As a region, the Middle East has done worse in economic growth since the mid-1980s than any other in the world, including Sub-Saharan Africa (which did worst in the period 1973-85). Israel is one of the few exceptions; and Barkai, a professor of economics at the Hebrew University in Jerusalem, explains how it was able to escape the region’s fate. In particular, he concentrates on the extraordinary inflationary cycle during the first half of the 1980s; his volume provides a painstaking analysis of the economic and political process that led to the acceleration of inflation to rates of 500 percent per year, threatening long term growth, and the policies taken to control this inflation.

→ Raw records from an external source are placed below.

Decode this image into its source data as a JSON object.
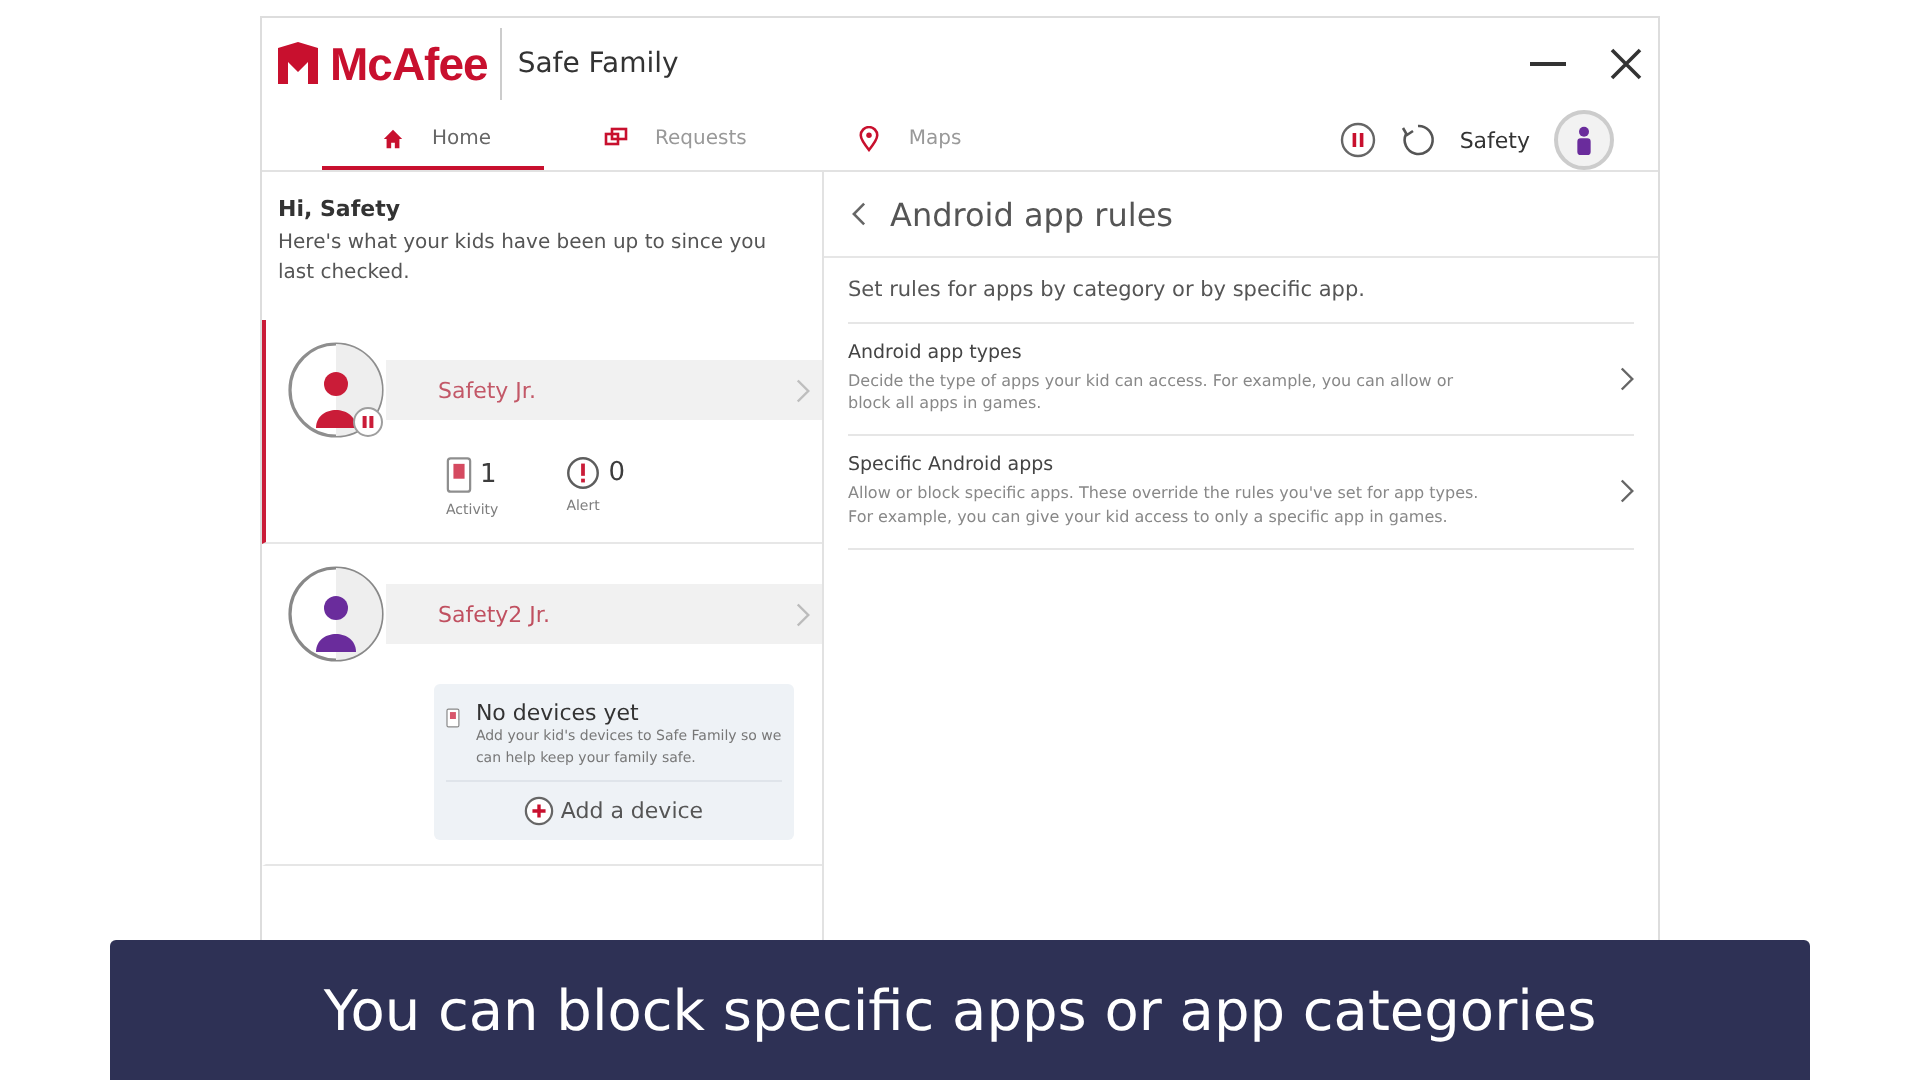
{
  "window": {
    "brand": "McAfee",
    "product": "Safe Family"
  },
  "tabs": [
    {
      "label": "Home",
      "kind": "home",
      "selected": true
    },
    {
      "label": "Requests",
      "kind": "requests",
      "selected": false
    },
    {
      "label": "Maps",
      "kind": "maps",
      "selected": false
    }
  ],
  "account": {
    "paused": true,
    "name": "Safety"
  },
  "sidebar": {
    "greeting": "Hi, Safety",
    "intro": "Here's what your kids have been up to since you last checked.",
    "kids": [
      {
        "name": "Safety Jr.",
        "color": "#c8102e",
        "selected": true,
        "paused": true,
        "stats": [
          {
            "kind": "activity",
            "value": "1",
            "label": "Activity"
          },
          {
            "kind": "alert",
            "value": "0",
            "label": "Alert"
          }
        ]
      },
      {
        "name": "Safety2 Jr.",
        "color": "#6a2c9c",
        "selected": false,
        "paused": false,
        "no_devices": {
          "title": "No devices yet",
          "text": "Add your kid's devices to Safe Family so we can help keep your family safe.",
          "action": "Add a device"
        }
      }
    ]
  },
  "panel": {
    "title": "Android app rules",
    "intro": "Set rules for apps by category or by specific app.",
    "rules": [
      {
        "title": "Android app types",
        "description": "Decide the type of apps your kid can access. For example, you can allow or block all apps in games."
      },
      {
        "title": "Specific Android apps",
        "description": "Allow or block specific apps. These override the rules you've set for app types. For example, you can give your kid access to only a specific app in games."
      }
    ]
  },
  "caption": "You can block specific apps or app categories"
}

Barkai carefully and persuasively argues that this inflation had gestated since the early 1970s and, contrary to popular wisdom, did not result from increases in the price of imported commodities (such as oil) or from excessive wage increases. Rather, he attributes it to an expansion of public expenditures (defense, immigrant absorption, and services for the poor) not matched by comparable decreases in demand in other sectors.

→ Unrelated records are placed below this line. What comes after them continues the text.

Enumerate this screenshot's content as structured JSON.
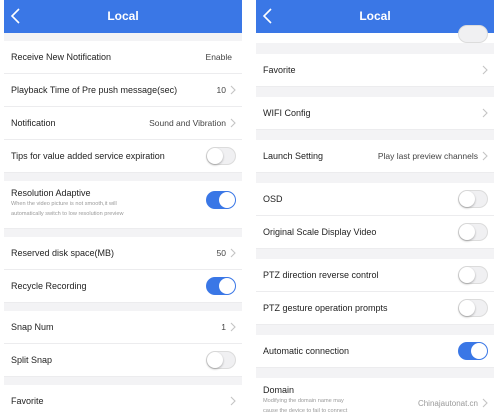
{
  "left": {
    "title": "Local",
    "receive_notification": {
      "label": "Receive New Notification",
      "value": "Enable"
    },
    "playback_time": {
      "label": "Playback Time of Pre push message(sec)",
      "value": "10"
    },
    "notification": {
      "label": "Notification",
      "value": "Sound and Vibration"
    },
    "tips_value_added": {
      "label": "Tips for value added service expiration",
      "enabled": false
    },
    "resolution_adaptive": {
      "label": "Resolution Adaptive",
      "description_line1": "When the video picture is not smooth,it will",
      "description_line2": "automatically switch to low resolution preview",
      "enabled": true
    },
    "reserved_disk": {
      "label": "Reserved disk space(MB)",
      "value": "50"
    },
    "recycle_recording": {
      "label": "Recycle Recording",
      "enabled": true
    },
    "snap_num": {
      "label": "Snap Num",
      "value": "1"
    },
    "split_snap": {
      "label": "Split Snap",
      "enabled": false
    },
    "favorite": {
      "label": "Favorite"
    }
  },
  "right": {
    "title": "Local",
    "favorite": {
      "label": "Favorite"
    },
    "wifi_config": {
      "label": "WIFI Config"
    },
    "launch_setting": {
      "label": "Launch Setting",
      "value": "Play last preview channels"
    },
    "osd": {
      "label": "OSD",
      "enabled": false
    },
    "original_scale": {
      "label": "Original Scale Display Video",
      "enabled": false
    },
    "ptz_reverse": {
      "label": "PTZ direction reverse control",
      "enabled": false
    },
    "ptz_gesture": {
      "label": "PTZ gesture operation prompts",
      "enabled": false
    },
    "auto_connection": {
      "label": "Automatic connection",
      "enabled": true
    },
    "domain": {
      "label": "Domain",
      "description_line1": "Modifying the domain name may",
      "description_line2": "cause the device to fail to connect",
      "value": "Chinajautonat.cn"
    }
  },
  "colors": {
    "accent": "#3a77e6",
    "background": "#f3f3f5"
  },
  "icons": {
    "back": "chevron-left-icon",
    "disclosure": "chevron-right-icon"
  }
}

Refreshingly, Barkai looks at events on a yearly basis and does not solely rely on statistical estimates. His excellent study supports the now widely accepted view that a country’s economic policies, and not uncontrollable external forces, determine economic performance. It also provides policymakers in other parts of the Middle East with plenty of information to understand the give-and-take required to change economic policy.